Hello and Happy New Year, beautiful readers! As my first review of 2020, I give you my unapologetic take on Hector Babenco’s last film My Hindu Friend.
In the first five seconds of the film, the director notes this is based on his life. Babenco passed away shortly after the making of this film, making it his final work. I truly do believe this was his way of reconciling with his past and being honest about his illness, but I have to admit, some of it just isn’t sitting right with me.
He’s trying to be blunt and self aware on purpose, making you think our lead Diego (Willem Dafoe) will be redeemed later on. He shows us what it felt like to deal with the fears and frustration involved with his sickness. Some of it feels like a fever dream because it most likely was. However, that doesn’t excuse Diego’s ego driven, problematic behavior. Somewhere at the start, just after learning he has cancer, Diego fights with his partner and follows a random woman home. He nonchalantly breaks into her room, which she sees no issue and rewards him with a blowjob when he tells her he is sick. During his wedding reception dinner, he brags about cheating on his now-wife Maria, and everyone laughs. She then confesses the same, but it’s okay because he’s going to die soon. Later at that same party, he convinces a woman to show him her breasts and verbally assaults other guests for criticizing his films as a flex. While those are just a few out of several examples of his behavior, in the end there is no lesson learned, even though the film wants you to think there is. You’d think that by showing us an extremely flawed protagonist in the first few minutes of the film that he is going to have a redemption arc and character development by the end. But alas, that would be just as much a fantasy in this movie as a gerriatric stripper in your hospital room. Technicality-wise, the film is sporadic and lacks a coherent message. It treads with heavy Tommy Wiseau-like energy, making the flow choppy.
Diego, a middle-aged, successful filmmaker finds out he has cancer with not much time left to live. He and his wife Maria immediately venture to America for his treatment. There, he experiences a series of delusional episodes trying to grapple with his illness and his relationships with the people around him. I’d like to note that just because I don’t agree with the nature of the character, doesn’t mean I’m ignoring a well written story. It is indeed actually a mess.

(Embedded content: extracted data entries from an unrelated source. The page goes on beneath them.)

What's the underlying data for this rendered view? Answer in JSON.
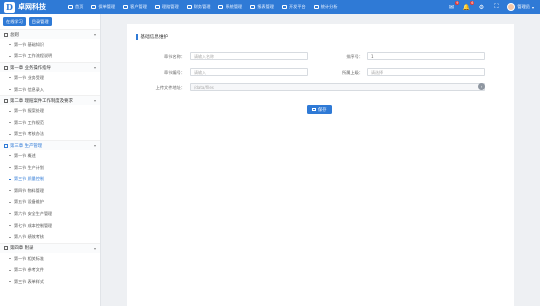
{
  "app": {
    "logo_letter": "D",
    "title": "卓网科技"
  },
  "topnav": [
    {
      "label": "首页"
    },
    {
      "label": "保单管理"
    },
    {
      "label": "客户管理"
    },
    {
      "label": "理赔管理"
    },
    {
      "label": "财务管理"
    },
    {
      "label": "系统管理"
    },
    {
      "label": "报表管理"
    },
    {
      "label": "开发平台"
    },
    {
      "label": "统计分析"
    }
  ],
  "tools": {
    "mail_badge": "9",
    "bell_badge": "6",
    "user_name": "管理员"
  },
  "sidebar": {
    "buttons": [
      "在线学习",
      "目录管理"
    ],
    "groups": [
      {
        "title": "总则",
        "active": false,
        "items": [
          "第一节 基础知识",
          "第二节 工作流程说明"
        ]
      },
      {
        "title": "第一章 业务操作指导",
        "active": false,
        "items": [
          "第一节 业务受理",
          "第二节 信息录入"
        ]
      },
      {
        "title": "第二章 理赔案件工作制度及要求",
        "active": false,
        "items": [
          "第一节 报案处理",
          "第二节 工作规范",
          "第三节 考核办法"
        ]
      },
      {
        "title": "第三章 生产管理",
        "active": true,
        "items": [
          "第一节 概述",
          "第二节 生产计划",
          "第三节 质量控制",
          "第四节 物料管理",
          "第五节 设备维护",
          "第六节 安全生产管理",
          "第七节 成本控制管理",
          "第八节 绩效考核"
        ]
      },
      {
        "title": "第四章 附录",
        "active": false,
        "items": [
          "第一节 相关标准",
          "第二节 参考文件",
          "第三节 表单样式"
        ]
      }
    ],
    "active_item": "第三节 质量控制"
  },
  "form": {
    "title": "基础信息维护",
    "fields": {
      "name": {
        "label": "章节名称：",
        "placeholder": "请输入名称"
      },
      "sort": {
        "label": "排序号：",
        "value": "1"
      },
      "code": {
        "label": "章节编号：",
        "placeholder": "请输入"
      },
      "parent": {
        "label": "所属上级：",
        "placeholder": "请选择"
      },
      "path": {
        "label": "上传文件地址：",
        "value": "/data/files"
      }
    },
    "save_label": "保存"
  },
  "colors": {
    "primary": "#2f7ad6",
    "background": "#eef0f3"
  }
}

The official logline for the film is incredibly misleading. I went into it thinking it was about an older man who befriends a young boy during their chemotherapy treatments. This is hardly the case. The Hindu boy shows up a couple times for a few very short scenes halfway through the two hour runtime. Like everything else in the story, it’s just something that happens in the background of Diego’s life. I truly expected it to be about a narcissistic man learning it’s never too late to change through a child’s eyes. Instead, he learns nothing. In fact, it’s another exercise in vanity for Diego. All we see is him telling self-absorbed stories that the child doesn’t criticize because he’s, well, a child. It’s a one sided friendship that I can only assume Babenco uses to try to make you believe Diego is a good person despite everything else about him.
ACTING | CHARACTERS | DIALOGUE:
I’m sure I would have believed these characters more if they weren’t so surface level and directed with very little motivation. The acting is truly good, but the dialogue is so shallow, cringey, and sometimes out of nowhere. It’s strange for me to say that Willem Dafoe was just fine. I didn’t care for the character of Diego and found him unbearable, but only because Dafoe is directed as such. He does the job. I read in the trivia section of the film’s IMDB page that the cast was majority crew members or Babenco’s family members, which I think is pretty neat. As his final film, I’m sure it’s very special to everyone involved.
VISUAL EFFECTS | MAKEUP | DESIGN:
MUSIC | SCORE | SOUND DESIGN:
The score only showed itself about six times and for not even a full minute. The basic piano underscoring does nothing to move the story along, it just pops up when it feels like it needs to evoke emotion. It’s so weird when you hear it, that you almost wish it wasn’t there at all.
The production design looks like they didn’t put a lot of effort into it, making everything feel hollow. The hospital rooms aren’t exactly dressed for a cancer patient’s room, but they are pretty much the only well lit scenes besides the outdoor ones. The lighting in general is awful and not consistent at all. At the wedding reception for example, there is a very bright LED light angled below everyone’s faces making it look as if they all have their own Scary Story To Tell In The Dark™.
My thoughts aside, I think there are many people who find these types of indie films interesting, and that is perfectly okay. It wasn’t a film for me, but that doesn’t mean it won’t be for others. I’m sure this will mean a great deal and be celebrated by fans of his work. Originally released in Brazil a few years back, it is finally seeing the light of international day. If you’re interested in seeing this film, there is a limited release starting January 17th in New York, Los Angeles, Chicago, Houston, Cleveland, Detroit, Boston, Minneapolis, Atlanta, and Phoenix.